19 November, 2008
Open Letter to the woman who flicked her cigarette ashes on me at a bus stop in France. Twice.
I understand that smoking is to France kind of like what eating at McDonald’s is to America. Bad habit in the country, yes. Stereotypical behavior of its people, yes. Unbelievably common nationwide, yes. So it was no surprise to me that you were smoking at the bus stop the other day. What surprised me was the way you so inconsiderately let your cigarette ashes find their way onto my coat. My only coat. The first time I could, of course, let slide. You were standing next to me at such proximity and such an angle that, when the wind blew at just the speed and in just the direction that it happened to blow that day, your ash was clearly going to go nowhere but my coat. No big deal. It couldn’t have been helped. But I’m sure that you saw the way my eyes followed that ash, the way my left hand lifted to brush it from my right arm, and the way my eyes then looked up to meet yours. I know you saw it, because you looked away from me right away. And it was the type of look-away that means oh, my bad. I don’t care that you didn’t say you were sorry. You probably weren’t really sorry. But couldn’t you have just turned ever so slightly or switched smoking hands so that next time the wind blew your ash would have landed in the nearby fountain or in the street? No, I guess that would have been too difficult a task. But in all honesty, I’m not upset about that at all. I’m not upset that your ash landed a second time in the exact same spot on my coat.

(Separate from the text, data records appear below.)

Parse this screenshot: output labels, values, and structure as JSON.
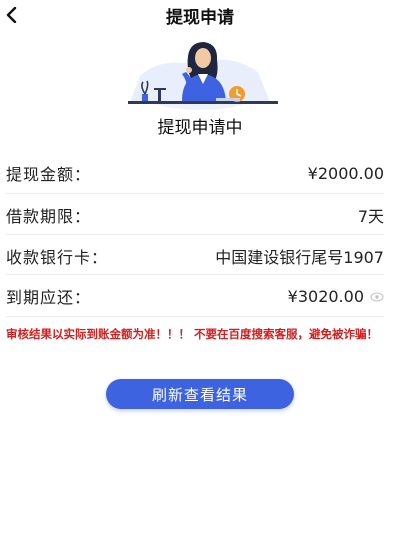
{
  "header": {
    "title": "提现申请"
  },
  "status": {
    "text": "提现申请中"
  },
  "rows": [
    {
      "label": "提现金额：",
      "value": "¥2000.00"
    },
    {
      "label": "借款期限：",
      "value": "7天"
    },
    {
      "label": "收款银行卡：",
      "value": "中国建设银行尾号1907"
    },
    {
      "label": "到期应还：",
      "value": "¥3020.00"
    }
  ],
  "warning": "审核结果以实际到账金额为准！！！ 不要在百度搜索客服，避免被诈骗！",
  "button": {
    "label": "刷新查看结果"
  },
  "colors": {
    "accent": "#3d63e0",
    "warning": "#d0201f"
  }
}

What really bugs me is the look you gave me. You know, the one you threw in my direction after I stood up – without saying anything, without even looking at you angrily as I so would have liked to do – and walked over to the next bench. You turned and tossed me such an annoyed glare that I had to ask myself if I had done something wrong by choosing to relocate to an ash-free, cigarette smell-free area. Well, dear woman who flicked her cigarette ash on me twice, please accept my sincerest apologies. I certainly didn’t mean to offend you. In hindsight, maybe you would have felt better about the whole situation had I rested there at that bus stop, your personal ashtray. And I’m most sorry that I can’t ever express this to you. Seeing as how a) I don’t usually understand the phenomenon in my mother tongue and b) I’m not yet fluent in yours, I truly doubt that I will be mastering sarcasm in this country anytime soon.